Lord Owen, the European Union's special negotiator in Yugoslavia during the Balkan conflict, believes Milosevic would have been convicted in a shorter, less ambitious trial.

'We should have had a much shorter indictment,' Lord Owen said. 'Of course Milosevic finessed it very cleverly and extended the trial period, but we should have brought the trial to a verdict on a narrower number of charges.'

An editorial in The Times lambasted the 'rambling and incoherent' trial, asserting that by 'allowing Milosevic to list more than 1,600 defence witnesses was indulgent to the point of paralysis'.

The strategy, however, was typical of Ms Del Ponte, a feisty, chain-smoking mother of an adult son who has made a virtue of pursuing 'complete justice' for all those who suffered at the hands of war criminals in the former Yugoslavia.

'I still get emotional when I meet survivors,' she told the Dutch financial daily, Het Financieele Dagblad. 'You feel you are the symbol of something they must reach: justice.'

Born in Lugano, Ms Del Ponte grew up speaking Italian and became fluent in English, French and German. She studied law in Geneva, Bern and Britain before working as a local lawyer, then investigating magistrate and finally public prosecutor in the picturesque lakeside city of her birth.

From there she rose to the office of Swiss attorney-general, a position she held until joining the UN Security Council's international criminal tribunals for the former Yugoslavia and Rwanda in 1999. She first made a name for herself in the late 1980s by taking on the Sicilian mafia. But Ms Del Ponte's unravelling of the links between Swiss money launderers and the mafia's drug trade in Italy - the so-called 'pizza connection' - came at a cost.

She narrowly escaped a bomb planted in the house in Palermo where she was staying, and became the only Swiss national to be placed under 24-hour protective guard. Her friend and colleague, Italian magistrate Giovanni Falcone, was killed when the mafia blew up his car, but his death merely hardened her resolve to pursue justice.

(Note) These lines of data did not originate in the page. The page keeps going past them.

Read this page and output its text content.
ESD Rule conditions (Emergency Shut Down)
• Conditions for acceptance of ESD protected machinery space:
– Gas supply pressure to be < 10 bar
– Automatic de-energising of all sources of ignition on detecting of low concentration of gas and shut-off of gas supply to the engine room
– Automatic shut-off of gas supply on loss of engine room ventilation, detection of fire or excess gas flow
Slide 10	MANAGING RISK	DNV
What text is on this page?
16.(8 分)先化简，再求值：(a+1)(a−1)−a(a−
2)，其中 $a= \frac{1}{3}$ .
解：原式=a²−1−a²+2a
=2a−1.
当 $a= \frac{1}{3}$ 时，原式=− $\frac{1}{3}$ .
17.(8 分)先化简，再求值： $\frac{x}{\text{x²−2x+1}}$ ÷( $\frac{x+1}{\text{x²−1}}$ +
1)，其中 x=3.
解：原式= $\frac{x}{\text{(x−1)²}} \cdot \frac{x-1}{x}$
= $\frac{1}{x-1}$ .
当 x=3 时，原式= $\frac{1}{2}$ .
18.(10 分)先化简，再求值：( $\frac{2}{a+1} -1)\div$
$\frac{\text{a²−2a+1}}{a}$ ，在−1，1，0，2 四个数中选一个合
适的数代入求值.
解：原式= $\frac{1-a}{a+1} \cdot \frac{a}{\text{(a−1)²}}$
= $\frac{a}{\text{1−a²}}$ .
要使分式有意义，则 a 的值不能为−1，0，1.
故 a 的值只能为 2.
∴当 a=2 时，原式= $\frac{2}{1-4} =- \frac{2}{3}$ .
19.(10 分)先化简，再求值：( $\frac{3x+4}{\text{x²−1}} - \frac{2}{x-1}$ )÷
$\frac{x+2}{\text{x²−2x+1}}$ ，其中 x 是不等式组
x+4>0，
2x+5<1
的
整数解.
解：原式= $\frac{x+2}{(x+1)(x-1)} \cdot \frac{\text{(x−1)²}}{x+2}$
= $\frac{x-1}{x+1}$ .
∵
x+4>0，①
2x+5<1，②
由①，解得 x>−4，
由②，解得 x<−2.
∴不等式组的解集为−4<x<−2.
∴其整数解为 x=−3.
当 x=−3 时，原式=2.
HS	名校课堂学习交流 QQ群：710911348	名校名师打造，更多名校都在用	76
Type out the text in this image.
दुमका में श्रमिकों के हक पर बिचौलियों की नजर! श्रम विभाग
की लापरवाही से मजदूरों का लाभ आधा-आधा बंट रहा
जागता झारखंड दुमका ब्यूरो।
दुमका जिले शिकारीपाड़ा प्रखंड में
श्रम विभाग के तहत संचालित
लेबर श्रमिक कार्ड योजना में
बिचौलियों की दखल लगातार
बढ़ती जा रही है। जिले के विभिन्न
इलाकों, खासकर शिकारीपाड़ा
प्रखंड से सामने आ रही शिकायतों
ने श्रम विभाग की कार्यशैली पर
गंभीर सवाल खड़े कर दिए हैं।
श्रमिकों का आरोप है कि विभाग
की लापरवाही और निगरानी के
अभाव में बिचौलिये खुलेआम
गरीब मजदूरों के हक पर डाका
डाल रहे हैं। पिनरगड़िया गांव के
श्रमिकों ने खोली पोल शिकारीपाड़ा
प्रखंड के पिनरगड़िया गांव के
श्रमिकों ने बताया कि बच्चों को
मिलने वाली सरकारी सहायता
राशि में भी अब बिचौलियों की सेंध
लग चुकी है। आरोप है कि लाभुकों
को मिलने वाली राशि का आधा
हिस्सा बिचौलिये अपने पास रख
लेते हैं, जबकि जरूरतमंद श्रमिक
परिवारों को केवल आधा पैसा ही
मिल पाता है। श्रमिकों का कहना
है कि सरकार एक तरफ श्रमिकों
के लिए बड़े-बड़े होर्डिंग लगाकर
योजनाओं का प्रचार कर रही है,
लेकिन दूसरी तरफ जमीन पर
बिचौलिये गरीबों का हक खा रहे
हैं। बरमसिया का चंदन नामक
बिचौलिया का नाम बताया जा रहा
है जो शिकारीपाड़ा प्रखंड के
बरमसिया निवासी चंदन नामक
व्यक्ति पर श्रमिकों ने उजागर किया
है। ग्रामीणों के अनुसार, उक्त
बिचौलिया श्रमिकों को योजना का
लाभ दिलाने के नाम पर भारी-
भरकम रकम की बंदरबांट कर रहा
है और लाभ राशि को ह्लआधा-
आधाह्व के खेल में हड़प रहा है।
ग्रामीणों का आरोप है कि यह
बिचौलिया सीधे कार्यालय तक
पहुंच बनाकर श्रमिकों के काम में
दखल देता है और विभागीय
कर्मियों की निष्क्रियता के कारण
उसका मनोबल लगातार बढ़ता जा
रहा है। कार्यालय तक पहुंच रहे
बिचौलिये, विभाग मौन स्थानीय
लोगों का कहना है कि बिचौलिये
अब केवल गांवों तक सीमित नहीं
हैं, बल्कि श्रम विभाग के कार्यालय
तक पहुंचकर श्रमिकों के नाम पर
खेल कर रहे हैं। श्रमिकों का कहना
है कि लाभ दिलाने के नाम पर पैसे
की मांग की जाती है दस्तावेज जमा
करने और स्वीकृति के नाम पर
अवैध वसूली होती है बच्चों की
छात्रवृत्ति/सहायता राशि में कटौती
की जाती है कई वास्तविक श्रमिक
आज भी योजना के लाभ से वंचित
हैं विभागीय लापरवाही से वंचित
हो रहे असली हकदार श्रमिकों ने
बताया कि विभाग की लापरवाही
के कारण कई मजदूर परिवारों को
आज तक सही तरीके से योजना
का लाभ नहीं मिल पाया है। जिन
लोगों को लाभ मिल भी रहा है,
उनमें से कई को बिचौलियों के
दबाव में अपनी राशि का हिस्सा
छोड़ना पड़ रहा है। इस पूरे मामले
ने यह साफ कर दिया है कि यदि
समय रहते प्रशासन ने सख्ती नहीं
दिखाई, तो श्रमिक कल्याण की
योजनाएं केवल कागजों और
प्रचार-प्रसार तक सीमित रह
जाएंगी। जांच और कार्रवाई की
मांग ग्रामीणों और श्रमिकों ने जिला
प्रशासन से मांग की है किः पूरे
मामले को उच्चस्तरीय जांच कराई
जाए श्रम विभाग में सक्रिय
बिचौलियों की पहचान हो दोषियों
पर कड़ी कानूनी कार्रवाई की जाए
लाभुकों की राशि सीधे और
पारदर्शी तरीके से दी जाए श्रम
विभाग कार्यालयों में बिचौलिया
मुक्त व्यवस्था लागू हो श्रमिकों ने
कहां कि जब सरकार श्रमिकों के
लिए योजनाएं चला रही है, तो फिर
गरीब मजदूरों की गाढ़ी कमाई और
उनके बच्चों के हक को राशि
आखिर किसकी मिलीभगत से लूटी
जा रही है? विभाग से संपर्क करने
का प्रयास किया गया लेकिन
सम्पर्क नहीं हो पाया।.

Having lifted the Swiss banking system's veil of secrecy through her battles with the mafia, other high-profile cases followed. She implicated former Russian president Boris Yeltsin in a financial scandal, seized US$100 million in illicit funds from the brother of one-time Mexican president Carlos Salinas de Gortari and froze the bank accounts of former Pakistani prime minister Benazir Bhutto.

But it is in The Hague that Ms Del Ponte has really made her mark. She has secured scores of convictions against the minnows who carried out genocide and crimes against humanity at the close of the 20th century.

The big one - Milosevic - got away. And with the mugshots of Karadzic and Mladic looming over her from behind her desk, the job is far from over.